"Say," I breaks in, "gimme that number again, will you? Suppose I could duck meetin' Westy if I came the first evenin'?"

"If you're at all afraid of him, you shouldn't run the risk," comes back Vee.

"Chance is my middle name," says I. "Only him stickin' around does make a room so crowded. I didn't know but he might miss a night occasionally."

Vee sticks the tip of her tongue out. "Just two during the last ten days, if you want to know," says she.

"Huh!" says I. "Must think he holds a season ticket."

I couldn't make out, either, what it was that Vee seems so amused over; for as near as I can judge she was never very strong for Sappy herself. Maybe it was just a string she was handin' me.

Havin' decided on that, I waits patient until eight-fifteen Monday evenin', and then breezes cheery and hopeful through the Ulls' front door and into the front room. No Westy in sight, or anybody else. The maid says the young ladies are in somewhere, and she'll tell 'em I've come.

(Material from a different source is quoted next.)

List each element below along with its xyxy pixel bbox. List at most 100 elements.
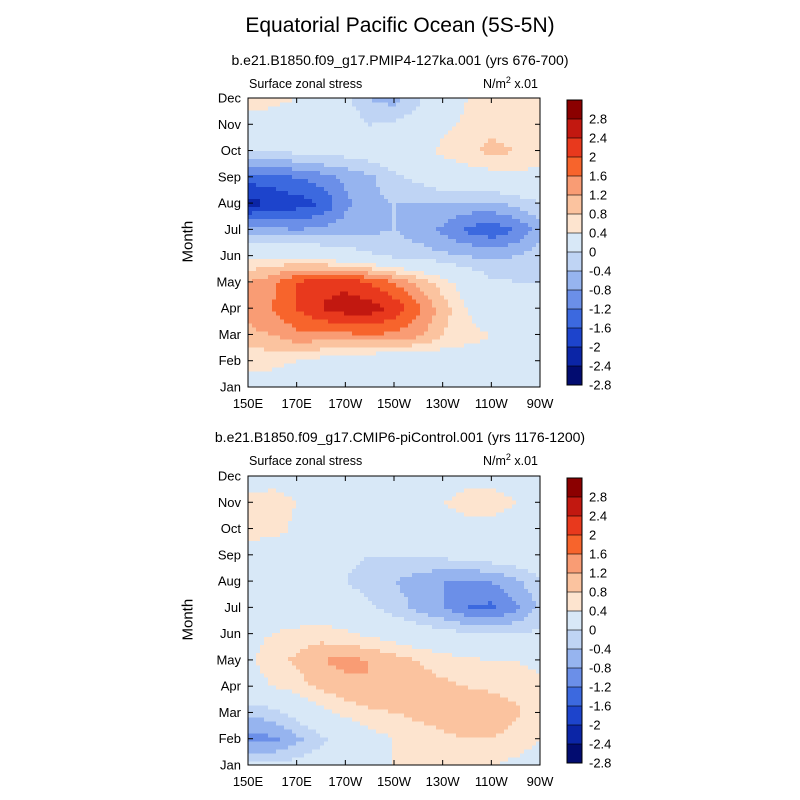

So I wanders about amongst the furniture, that's set around almost as thick as in a showroom,—heavy, fancy pieces, most likely ones that had been sent up from the store as stickers. The samples of art on the walls struck me as a bit gaudy too, and I was tryin' to guess how it would seem if you had to live in that sort of clutter continual, when out through the slidin' doors from the lib'ry appears Sappy the Constant.

"The poor prune!" thinks I. "I wonder if I've got time to work up some scheme of puttin' the skids under him?"

But instead of givin' me the haughty stare as usual he rushes towards me smilin' and excited. "Oh, I say!" he breaks out. "Torchy, isn't it? Well, I—I've got a big piece of news."